It is true that the Carter Center did not praise aspects of the elections in Venezuela as they had in previous elections, especially under Hugo Chavez.

To the issue of the National Assembly, Venezuela’s Supreme Court announced in March 2017 that it would assume the functions of the National Assembly because the Assembly was in “contempt of court” in March 2017.

Opposition leaders in the National Assembly violated a Supreme Court order by swearing in deputies who were barred from taking office. Three delegates were under investigation for allegedly buying votes during an election.

The National Assembly tried to swear in the three lawmakers multiple times in 2016. In January, they flouted the order and then removed them from power. They did it again in July. In November, the lawmakers allegedly resigned, but weeks later, they were back in the Assembly.
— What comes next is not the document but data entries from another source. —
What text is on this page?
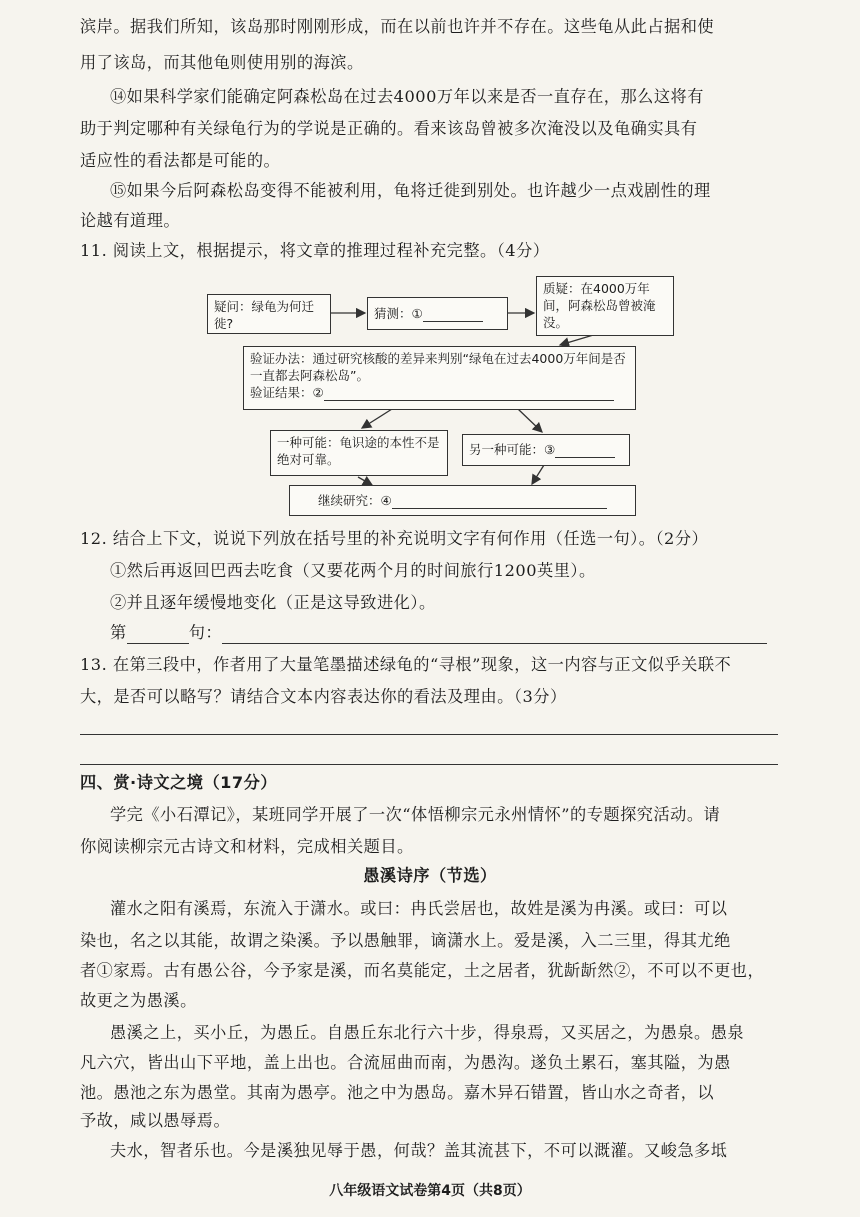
滨岸。据我们所知，该岛那时刚刚形成，而在以前也许并不存在。这些龟从此占据和使
用了该岛，而其他龟则使用别的海滨。
⑭如果科学家们能确定阿森松岛在过去4000万年以来是否一直存在，那么这将有
助于判定哪种有关绿龟行为的学说是正确的。看来该岛曾被多次淹没以及龟确实具有
适应性的看法都是可能的。
⑮如果今后阿森松岛变得不能被利用，龟将迁徙到别处。也许越少一点戏剧性的理
论越有道理。
11. 阅读上文，根据提示，将文章的推理过程补充完整。（4分）
疑问：绿龟为何迁徙?
猜测：①
质疑：在4000万年间，阿森松岛曾被淹没。
验证办法：通过研究核酸的差异来判别“绿龟在过去4000万年间是否一直都去阿森松岛”。
验证结果：②
一种可能：龟识途的本性不是绝对可靠。
另一种可能：③
继续研究：④
12. 结合上下文，说说下列放在括号里的补充说明文字有何作用（任选一句）。（2分）
①然后再返回巴西去吃食（又要花两个月的时间旅行1200英里）。
②并且逐年缓慢地变化（正是这导致进化）。
第	句：
13. 在第三段中，作者用了大量笔墨描述绿龟的“寻根”现象，这一内容与正文似乎关联不
大，是否可以略写？请结合文本内容表达你的看法及理由。（3分）
四、赏·诗文之境（17分）
学完《小石潭记》，某班同学开展了一次“体悟柳宗元永州情怀”的专题探究活动。请
你阅读柳宗元古诗文和材料，完成相关题目。
愚溪诗序（节选）
灌水之阳有溪焉，东流入于潇水。或曰：冉氏尝居也，故姓是溪为冉溪。或曰：可以
染也，名之以其能，故谓之染溪。予以愚触罪，谪潇水上。爱是溪，入二三里，得其尤绝
者①家焉。古有愚公谷，今予家是溪，而名莫能定，土之居者，犹龂龂然②，不可以不更也，
故更之为愚溪。
愚溪之上，买小丘，为愚丘。自愚丘东北行六十步，得泉焉，又买居之，为愚泉。愚泉
凡六穴，皆出山下平地，盖上出也。合流屈曲而南，为愚沟。遂负土累石，塞其隘，为愚
池。愚池之东为愚堂。其南为愚亭。池之中为愚岛。嘉木异石错置，皆山水之奇者，以
予故，咸以愚辱焉。
夫水，智者乐也。今是溪独见辱于愚，何哉？盖其流甚下，不可以溉灌。又峻急多坻
八年级语文试卷第4页（共8页）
It certainly helped the opposition create a perception that there was a constitutional crisis, but the Supreme Court no longer wanted to tolerate the defiance of officials in the opposition.

Additionally, the opposition passed a number of laws in 2016 that were unconstitutional. These laws included an amnesty law and a law to privatize social housing. They were laws the Supreme Court would immediately throw out.

To your argument — “It is not the sanctions as people keep repeating, it’s them,” that simply is not true.

As Mark Weisbrot of the Center for Economic Policy and Research has made clear, sanctions imposed in 2017 “made it virtually impossible for the Venezuela government to take the measures necessary to eliminate hyperinflation or recover from a deep depression.” It made it exceptionally difficult to engage in “debt restructuring” or create a “new exchange rate system (Exchange Rate Bases Stabilization), in which the currency would normally be pegged to the dollar.”

From a story published at Foreign Policy in 2018 about sanctions that was written before Juan Guaido appointed himself president of Venezuela:

Venezuelans have good reason to be concerned that ordinary people will ultimately pay the price for sanctions. Recent data show that in the two months after Trump imposed financial sanctions, imports tumbled an additional 24 percent, deepening the scarcity of basic goods and lending credibility to the government’s argument that U.S. policies are directly harming Venezuelans.

In the last year, sanctions blocked 300,000 doses of insulin, $1.65 billion for food, and $7 million worth of dialysis supplies, according to former UN special rapporteur Alfred de Zayas.